The Canadian 13th seed is shaping up as a dark horse at Melbourne Park after beating Roger Federer to win the Brisbane international two weeks ago and hammering Lucas Pouille 6-1 6-4 6-4 in the opening round.
His second round encounter with the tough Spaniard was a far trickier affair and he mixed 59 unforced errors with 75 winners to take out Robredo 7-6(6) 7-6(5) 7-5 in just under three hours on showcourt two.
“I felt I was sort of forcing it a bit too much. I was trying to sort of lug the ball around more than playing a little bit more smoothly like I had in my previous matches,” he told reporters.
“I don’t think I played as clean as I would have liked … but at the end of the day, the most important thing is I got the win.”

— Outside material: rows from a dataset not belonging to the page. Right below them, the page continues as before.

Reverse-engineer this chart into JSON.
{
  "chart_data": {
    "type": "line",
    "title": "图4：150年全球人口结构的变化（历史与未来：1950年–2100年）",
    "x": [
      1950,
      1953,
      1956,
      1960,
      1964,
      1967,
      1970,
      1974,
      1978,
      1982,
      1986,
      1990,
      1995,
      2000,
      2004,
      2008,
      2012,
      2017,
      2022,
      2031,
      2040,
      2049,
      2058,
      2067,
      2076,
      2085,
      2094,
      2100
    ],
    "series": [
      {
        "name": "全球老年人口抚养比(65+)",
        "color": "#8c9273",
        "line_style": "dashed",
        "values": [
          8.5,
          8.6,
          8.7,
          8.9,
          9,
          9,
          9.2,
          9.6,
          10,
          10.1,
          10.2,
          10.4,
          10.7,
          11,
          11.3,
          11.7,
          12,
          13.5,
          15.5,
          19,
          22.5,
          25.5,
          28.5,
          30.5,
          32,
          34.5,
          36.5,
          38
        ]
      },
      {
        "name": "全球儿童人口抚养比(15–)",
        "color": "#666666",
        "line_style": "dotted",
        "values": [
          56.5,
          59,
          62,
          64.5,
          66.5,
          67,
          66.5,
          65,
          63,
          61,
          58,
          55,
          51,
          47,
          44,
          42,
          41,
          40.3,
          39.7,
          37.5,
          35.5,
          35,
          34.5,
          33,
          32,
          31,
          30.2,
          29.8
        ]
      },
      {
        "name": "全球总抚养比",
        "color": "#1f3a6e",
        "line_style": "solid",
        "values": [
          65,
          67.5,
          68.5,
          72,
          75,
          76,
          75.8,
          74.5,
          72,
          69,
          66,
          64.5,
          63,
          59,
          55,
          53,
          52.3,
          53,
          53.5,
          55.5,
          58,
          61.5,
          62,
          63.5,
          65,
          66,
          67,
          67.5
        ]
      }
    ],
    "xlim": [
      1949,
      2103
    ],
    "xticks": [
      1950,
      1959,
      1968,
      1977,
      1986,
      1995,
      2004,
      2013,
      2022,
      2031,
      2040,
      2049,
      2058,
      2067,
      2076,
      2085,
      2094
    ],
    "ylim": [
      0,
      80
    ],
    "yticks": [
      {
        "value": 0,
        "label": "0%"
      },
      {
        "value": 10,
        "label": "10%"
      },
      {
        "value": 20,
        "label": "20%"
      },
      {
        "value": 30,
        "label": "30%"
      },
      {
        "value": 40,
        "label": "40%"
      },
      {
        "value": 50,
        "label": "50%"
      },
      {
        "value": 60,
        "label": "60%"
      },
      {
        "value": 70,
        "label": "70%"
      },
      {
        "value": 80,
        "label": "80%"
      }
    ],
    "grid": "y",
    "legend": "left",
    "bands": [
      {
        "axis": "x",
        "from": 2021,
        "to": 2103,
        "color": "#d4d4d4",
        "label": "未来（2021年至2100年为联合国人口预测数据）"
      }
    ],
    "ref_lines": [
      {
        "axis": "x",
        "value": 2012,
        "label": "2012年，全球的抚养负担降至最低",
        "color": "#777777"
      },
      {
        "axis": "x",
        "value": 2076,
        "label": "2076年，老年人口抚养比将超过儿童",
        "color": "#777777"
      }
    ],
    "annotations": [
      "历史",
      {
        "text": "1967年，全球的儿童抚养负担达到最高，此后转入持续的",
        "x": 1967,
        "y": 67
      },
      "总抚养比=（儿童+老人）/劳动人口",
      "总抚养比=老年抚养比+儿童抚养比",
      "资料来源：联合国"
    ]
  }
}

The 25-year-old’s game has always been built on his powerful serve and he duly blasted 24 aces in the win, which secured him a date with another tough competitor, Serbian Viktor Troicki, in the third round.

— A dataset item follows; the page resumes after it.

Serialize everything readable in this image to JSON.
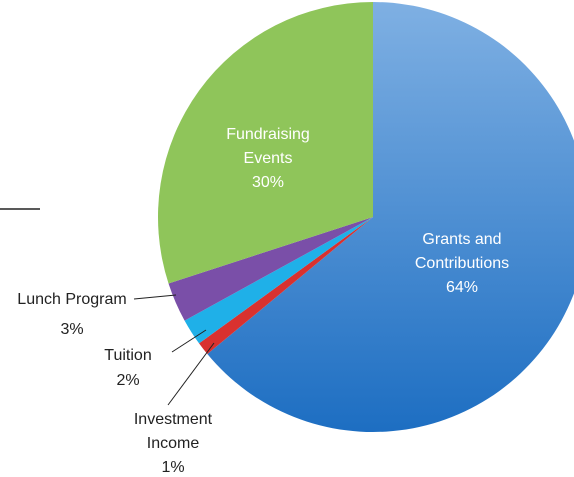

Raonic has just started working with former world number one Carlos Moya and has high hopes for the improvements that relationship might bring to his game, even if to date the Spaniard’s input has mostly been on the mental side.

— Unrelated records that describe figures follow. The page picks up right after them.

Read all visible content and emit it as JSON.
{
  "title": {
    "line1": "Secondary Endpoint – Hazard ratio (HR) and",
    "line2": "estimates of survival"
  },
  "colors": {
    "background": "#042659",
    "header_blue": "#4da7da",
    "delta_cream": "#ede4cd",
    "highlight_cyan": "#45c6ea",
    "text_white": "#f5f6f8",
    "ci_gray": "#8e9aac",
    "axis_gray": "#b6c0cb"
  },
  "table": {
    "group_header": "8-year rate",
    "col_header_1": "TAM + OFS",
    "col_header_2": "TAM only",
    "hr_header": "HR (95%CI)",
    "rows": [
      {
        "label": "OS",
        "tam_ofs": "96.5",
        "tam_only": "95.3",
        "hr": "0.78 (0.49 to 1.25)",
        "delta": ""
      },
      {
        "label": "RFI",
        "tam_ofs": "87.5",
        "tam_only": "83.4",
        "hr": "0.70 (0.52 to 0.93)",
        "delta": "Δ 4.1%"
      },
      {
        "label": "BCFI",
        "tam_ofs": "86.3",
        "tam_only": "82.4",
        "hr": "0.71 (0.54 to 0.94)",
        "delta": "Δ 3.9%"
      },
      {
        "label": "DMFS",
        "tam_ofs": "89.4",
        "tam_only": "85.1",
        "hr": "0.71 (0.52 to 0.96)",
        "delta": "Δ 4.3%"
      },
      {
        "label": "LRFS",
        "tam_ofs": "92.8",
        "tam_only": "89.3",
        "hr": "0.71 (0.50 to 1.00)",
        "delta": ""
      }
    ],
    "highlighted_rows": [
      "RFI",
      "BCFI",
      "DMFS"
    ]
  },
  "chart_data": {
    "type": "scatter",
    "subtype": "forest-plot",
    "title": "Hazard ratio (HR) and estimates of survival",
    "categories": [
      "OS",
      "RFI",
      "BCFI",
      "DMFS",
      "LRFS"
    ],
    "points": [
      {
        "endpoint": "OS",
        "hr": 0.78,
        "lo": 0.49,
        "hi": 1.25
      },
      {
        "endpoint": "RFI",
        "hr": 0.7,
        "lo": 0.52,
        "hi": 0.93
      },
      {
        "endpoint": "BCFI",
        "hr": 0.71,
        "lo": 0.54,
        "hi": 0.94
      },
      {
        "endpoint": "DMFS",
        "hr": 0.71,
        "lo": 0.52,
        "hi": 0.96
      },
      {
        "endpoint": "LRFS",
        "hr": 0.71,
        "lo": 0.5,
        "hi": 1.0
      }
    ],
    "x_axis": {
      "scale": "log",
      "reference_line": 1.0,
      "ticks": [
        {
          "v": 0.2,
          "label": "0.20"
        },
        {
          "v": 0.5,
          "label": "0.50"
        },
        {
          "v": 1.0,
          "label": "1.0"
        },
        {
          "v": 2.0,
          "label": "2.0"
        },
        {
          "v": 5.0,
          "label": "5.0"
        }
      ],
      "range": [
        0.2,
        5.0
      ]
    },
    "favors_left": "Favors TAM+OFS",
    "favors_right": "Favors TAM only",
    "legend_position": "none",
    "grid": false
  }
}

“It’s been quite brief,” he said. “We haven’t been able to necessarily add too many things other than really just the enforcement of when to make which kind of decisions.”
A quarter-finalist in Melbourne last year and a semi-finalist at Wimbledon in 2014, Raonic’s breakthrough to a grand slam title-decider is perhaps overdue.
Rafa Nadal’s first round exit has weakened the bottom half of the draw but world number 14 Raonic is looking no further ahead than his meeting with comeback specialist Troicki.
“I feel like I’m playing well. I feel like I can put forth that tennis,” he said.
“But Saturday I have a big challenge ahead of me. I hope I can get through that one and just go one by one.
“The first week the most important thing always is to sort of find a way to win.
“Hopefully if I’m alive and around, I can play better and better each match. Hopefully that can take me far.”